Banking giant to move $50bn from Irish unit
US financial services group Bank of America Merrill Lynch is set to transfer a $50 billion (€37.2 billion) derivatives book out of its Irish operation and into a UK subsidiary as part of a wider transfer of its Dublin-based capital markets business.
It is understood that the move will not affect headcount at the bank’s Irish operations, given that only a small number of people had been involved in the business in Dublin.
Historically, Merrill Lynch International Bank, which is Ireland’s largest bank, with some $593 billion in assets at the end of 2011, had booked the bank’s European trades. In 2011, the bank had trading assets or derivatives of $538 billion and reported a pretax loss of $453 million.

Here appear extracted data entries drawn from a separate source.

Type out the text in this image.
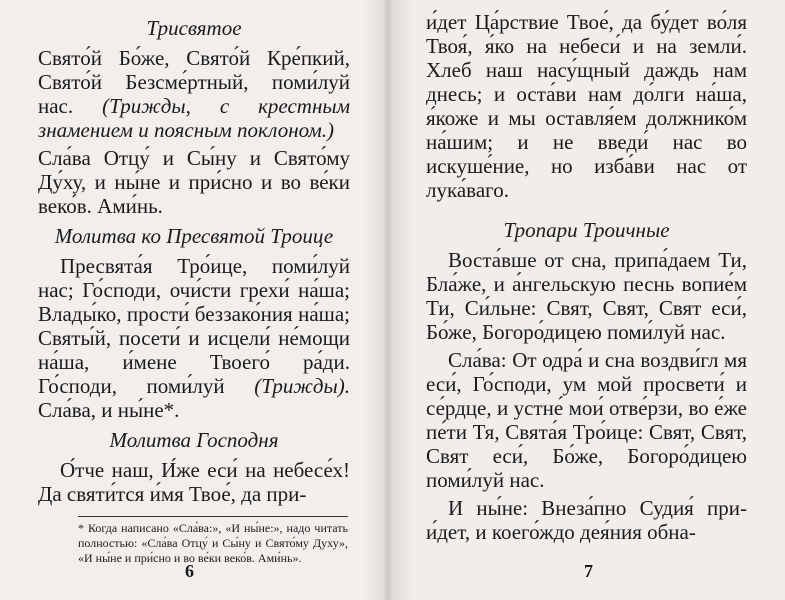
Трисвятое

Свято́й Бо́же, Свято́й Кре́пкий, Свято́й Безсме́ртный, поми́луй нас. (Трижды, с крестным знамением и поясным поклоном.)

Сла́ва Отцу́ и Сы́ну и Свято́му Ду́ху, и ны́не и при́сно и во ве́ки веко́в. Ами́нь.

Молитва ко Пресвятой Троице

Пресвята́я Тро́ице, поми́луй нас; Го́споди, очи́сти грехи́ на́ша; Влады́ко, прости́ беззако́ния на́ша; Святы́й, посети́ и исцели́ не́мощи на́ша, и́мене Твоего́ ра́ди. Го́споди, поми́луй (Трижды). Сла́ва, и ны́не*.

Молитва Господня

О́тче наш, И́же еси́ на небесе́х! Да святи́тся и́мя Твое́, да при-

* Когда написано «Сла́ва:», «И ны́не:», надо читать полностью: «Сла́ва Отцу́ и Сы́ну и Свято́му Духу», «И ны́не и при́сно и во ве́ки веко́в. Ами́нь».
6

и́дет Ца́рствие Твое́, да бу́дет во́ля Твоя́, я́ко на небеси́ и на земли́. Хлеб наш насу́щный даждь нам днесь; и оста́ви нам до́лги на́ша, я́коже и мы оставля́ем должнико́м на́шим; и не введи́ нас во искуше́ние, но изба́ви нас от лука́ваго.

Тропари Троичные

Воста́вше от сна, припа́даем Ти, Бла́же, и а́нгельскую песнь вопие́м Ти, Си́льне: Свят, Свят, Свят еси́, Бо́же, Богоро́дицею поми́луй нас.

Сла́ва: От одра́ и сна воздви́гл мя еси́, Го́споди, ум мой просвети́ и се́рдце, и устне́ мои́ отве́рзи, во е́же пе́ти Тя, Свята́я Тро́ице: Свят, Свят, Свят еси́, Бо́же, Богоро́дицею поми́луй нас.

И ны́не: Внеза́пно Судия́ прии́дет, и коего́ждо дея́ния обна-

7
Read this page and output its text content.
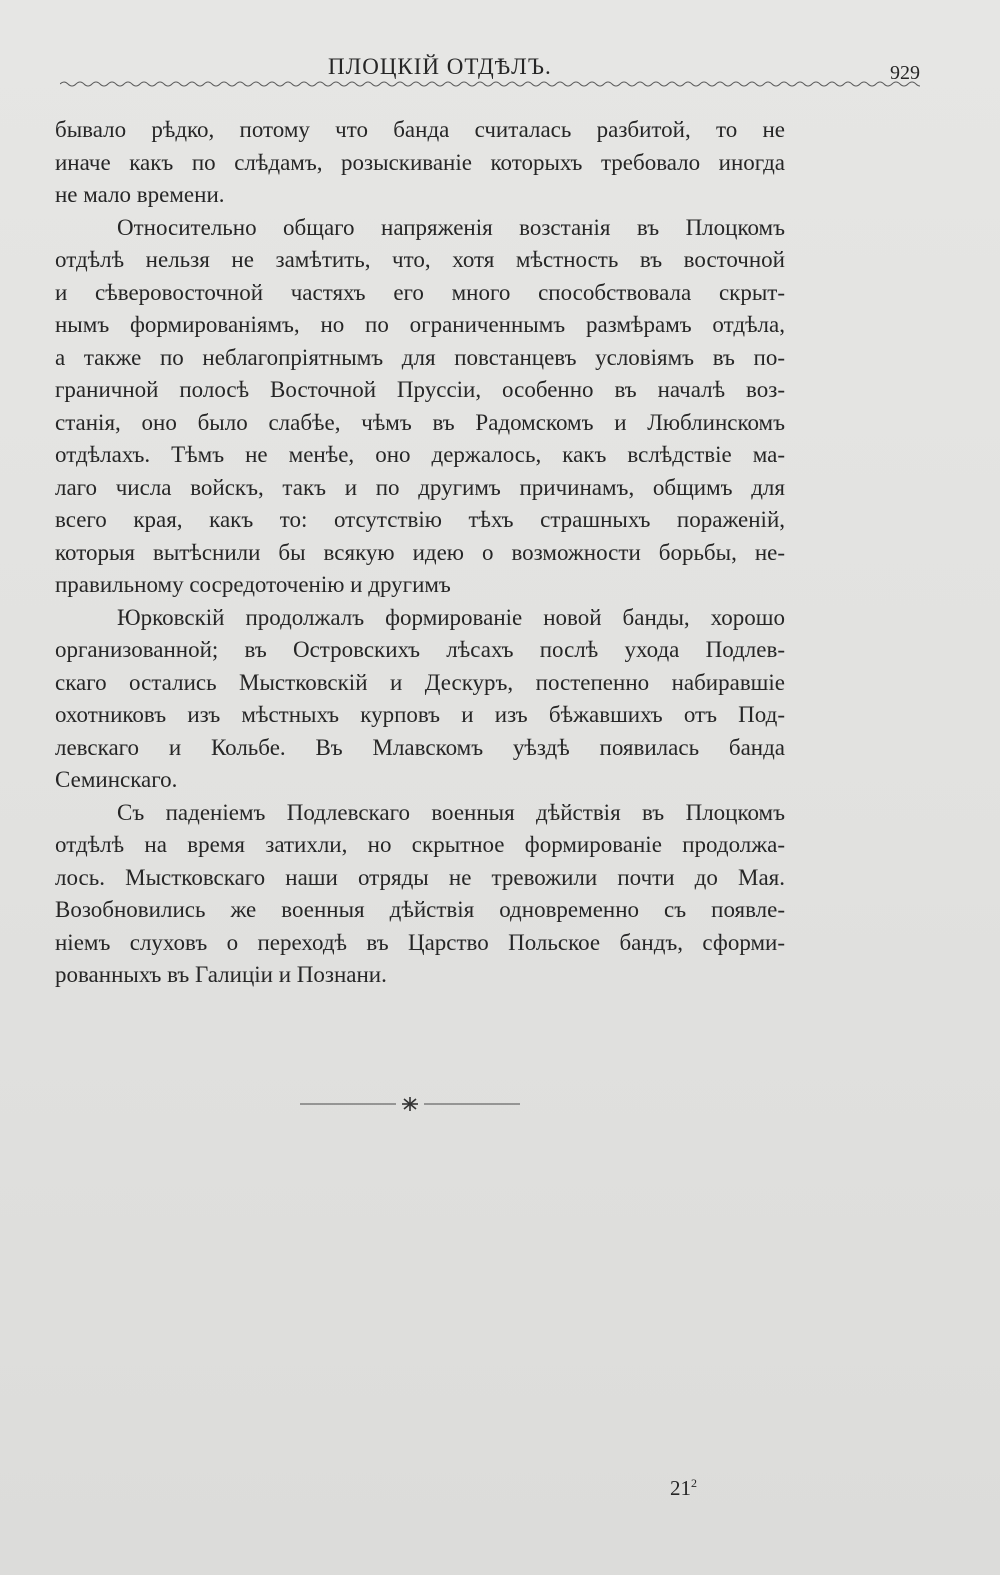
ПЛОЦКІЙ ОТДѢЛЪ.	929

бывало рѣдко, потому что банда считалась разбитой, то не
иначе какъ по слѣдамъ, розыскиваніе которыхъ требовало иногда
не мало времени.

Относительно общаго напряженія возстанія въ Плоцкомъ
отдѣлѣ нельзя не замѣтить, что, хотя мѣстность въ восточной
и сѣверовосточной частяхъ его много способствовала скрыт-
нымъ формированіямъ, но по ограниченнымъ размѣрамъ отдѣла,
а также по неблагопріятнымъ для повстанцевъ условіямъ въ по-
граничной полосѣ Восточной Пруссіи, особенно въ началѣ воз-
станія, оно было слабѣе, чѣмъ въ Радомскомъ и Люблинскомъ
отдѣлахъ. Тѣмъ не менѣе, оно держалось, какъ вслѣдствіе ма-
лаго числа войскъ, такъ и по другимъ причинамъ, общимъ для
всего края, какъ то: отсутствію тѣхъ страшныхъ пораженій,
которыя вытѣснили бы всякую идею о возможности борьбы, не-
правильному сосредоточенію и другимъ

Юрковскій продолжалъ формированіе новой банды, хорошо
организованной; въ Островскихъ лѣсахъ послѣ ухода Подлев-
скаго остались Мыстковскій и Дескуръ, постепенно набиравшіе
охотниковъ изъ мѣстныхъ курповъ и изъ бѣжавшихъ отъ Под-
левскаго и Кольбе. Въ Млавскомъ уѣздѣ появилась банда
Семинскаго.

Съ паденіемъ Подлевскаго военныя дѣйствія въ Плоцкомъ
отдѣлѣ на время затихли, но скрытное формированіе продолжа-
лось. Мыстковскаго наши отряды не тревожили почти до Мая.
Возобновились же военныя дѣйствія одновременно съ появле-
ніемъ слуховъ о переходѣ въ Царство Польское бандъ, сформи-
рованныхъ въ Галиціи и Познани.

$21^2$
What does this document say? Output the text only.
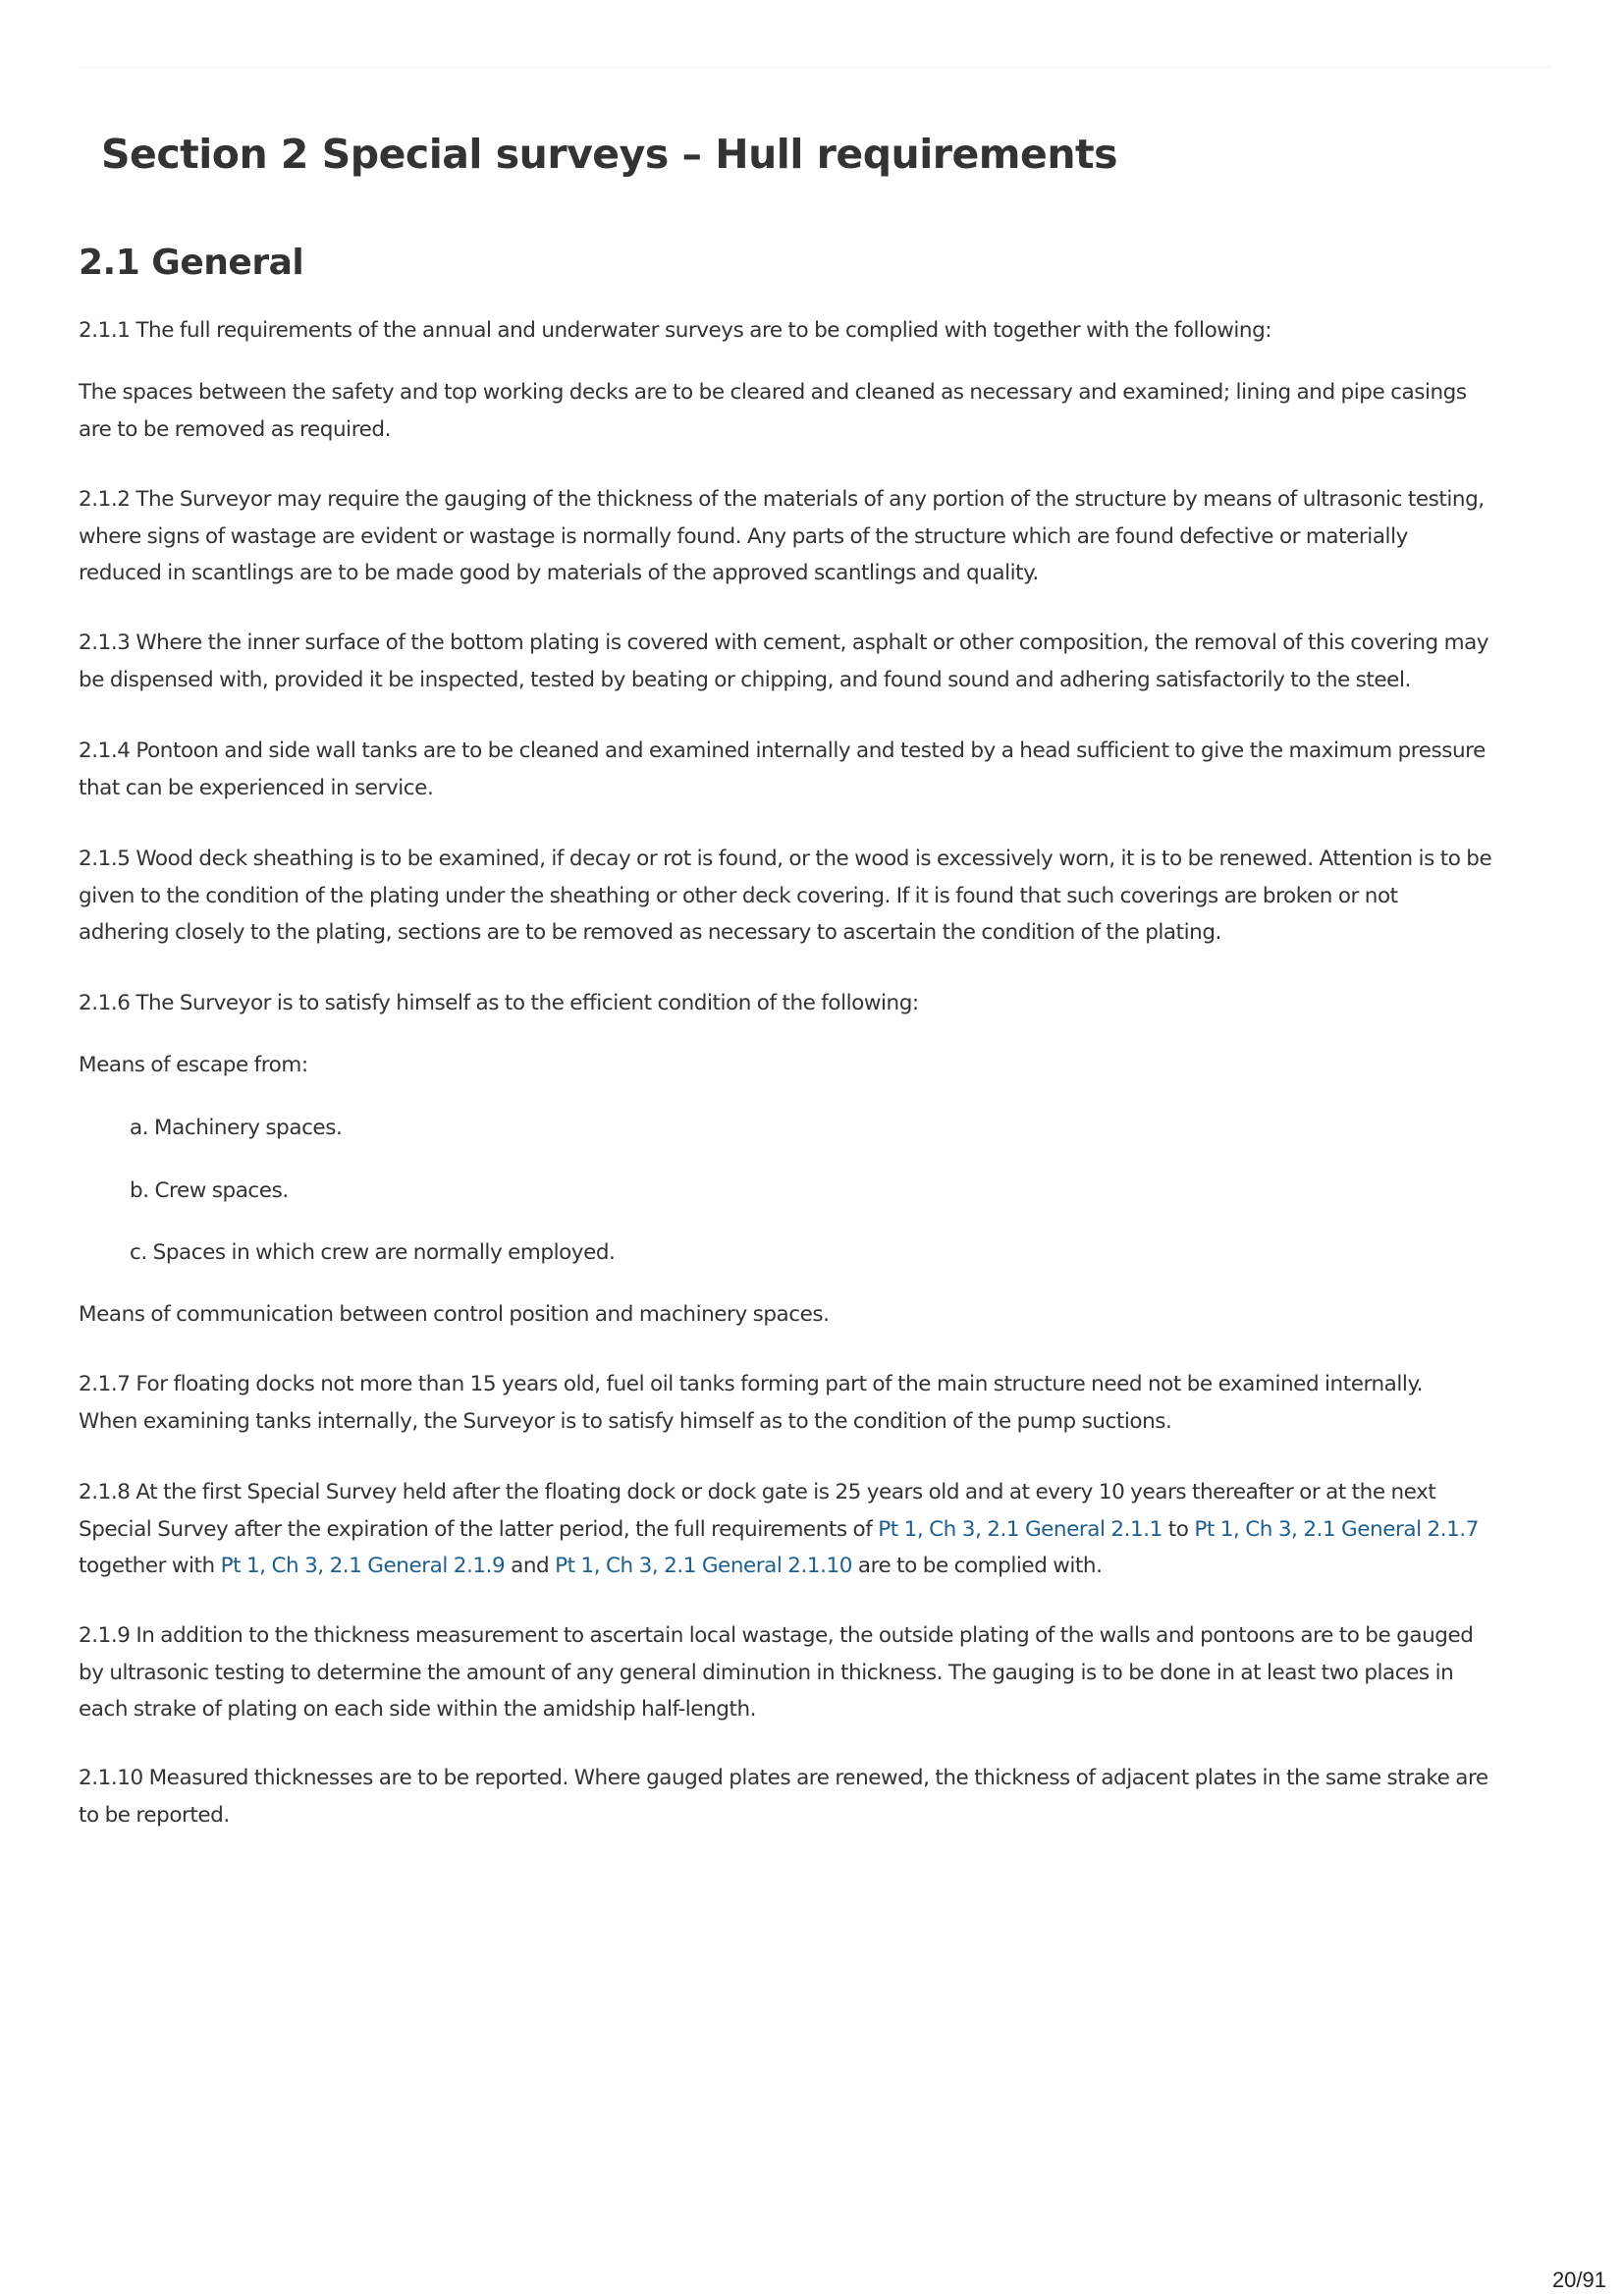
Section 2 Special surveys – Hull requirements
2.1 General

2.1.1 The full requirements of the annual and underwater surveys are to be complied with together with the following:

The spaces between the safety and top working decks are to be cleared and cleaned as necessary and examined; lining and pipe casings
are to be removed as required.

2.1.2 The Surveyor may require the gauging of the thickness of the materials of any portion of the structure by means of ultrasonic testing,
where signs of wastage are evident or wastage is normally found. Any parts of the structure which are found defective or materially
reduced in scantlings are to be made good by materials of the approved scantlings and quality.

2.1.3 Where the inner surface of the bottom plating is covered with cement, asphalt or other composition, the removal of this covering may
be dispensed with, provided it be inspected, tested by beating or chipping, and found sound and adhering satisfactorily to the steel.

2.1.4 Pontoon and side wall tanks are to be cleaned and examined internally and tested by a head sufficient to give the maximum pressure
that can be experienced in service.

2.1.5 Wood deck sheathing is to be examined, if decay or rot is found, or the wood is excessively worn, it is to be renewed. Attention is to be
given to the condition of the plating under the sheathing or other deck covering. If it is found that such coverings are broken or not
adhering closely to the plating, sections are to be removed as necessary to ascertain the condition of the plating.

2.1.6 The Surveyor is to satisfy himself as to the efficient condition of the following:

Means of escape from:

a. Machinery spaces.

b. Crew spaces.

c. Spaces in which crew are normally employed.

Means of communication between control position and machinery spaces.

2.1.7 For floating docks not more than 15 years old, fuel oil tanks forming part of the main structure need not be examined internally.
When examining tanks internally, the Surveyor is to satisfy himself as to the condition of the pump suctions.

2.1.8 At the first Special Survey held after the floating dock or dock gate is 25 years old and at every 10 years thereafter or at the next
Special Survey after the expiration of the latter period, the full requirements of Pt 1, Ch 3, 2.1 General 2.1.1 to Pt 1, Ch 3, 2.1 General 2.1.7
together with Pt 1, Ch 3, 2.1 General 2.1.9 and Pt 1, Ch 3, 2.1 General 2.1.10 are to be complied with.

2.1.9 In addition to the thickness measurement to ascertain local wastage, the outside plating of the walls and pontoons are to be gauged
by ultrasonic testing to determine the amount of any general diminution in thickness. The gauging is to be done in at least two places in
each strake of plating on each side within the amidship half-length.

2.1.10 Measured thicknesses are to be reported. Where gauged plates are renewed, the thickness of adjacent plates in the same strake are
to be reported.

20/91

However, last year the bank announced that it would transfer “most of the group’s global markets business” in order to facilitate the simplification of Bank of America’s international legal entity structure.
This is part of a global rationalisation of the group’s structure, following on from the bank’s acquisition of Merrill Lynch in 2008.
The derivatives book will be transferred from the bank’s old Merrill Lynch entity, to a UK entity in a move that will take until the first quarter of 2014 to complete.
It is also thought that the move will offer tax incentives to the bank.
Speaking on Bloomberg television yesterday, John Bruton, chairman of promotional body IFSC Ireland, said the plan may “be driven in part by internal tax considerations”, given that losses in the UK are more easily set off against profits in the UK.
Bank of America Merrill Lynch will retain its other activities in Dublin, which include corporate and investment banking, custody and aviation finance.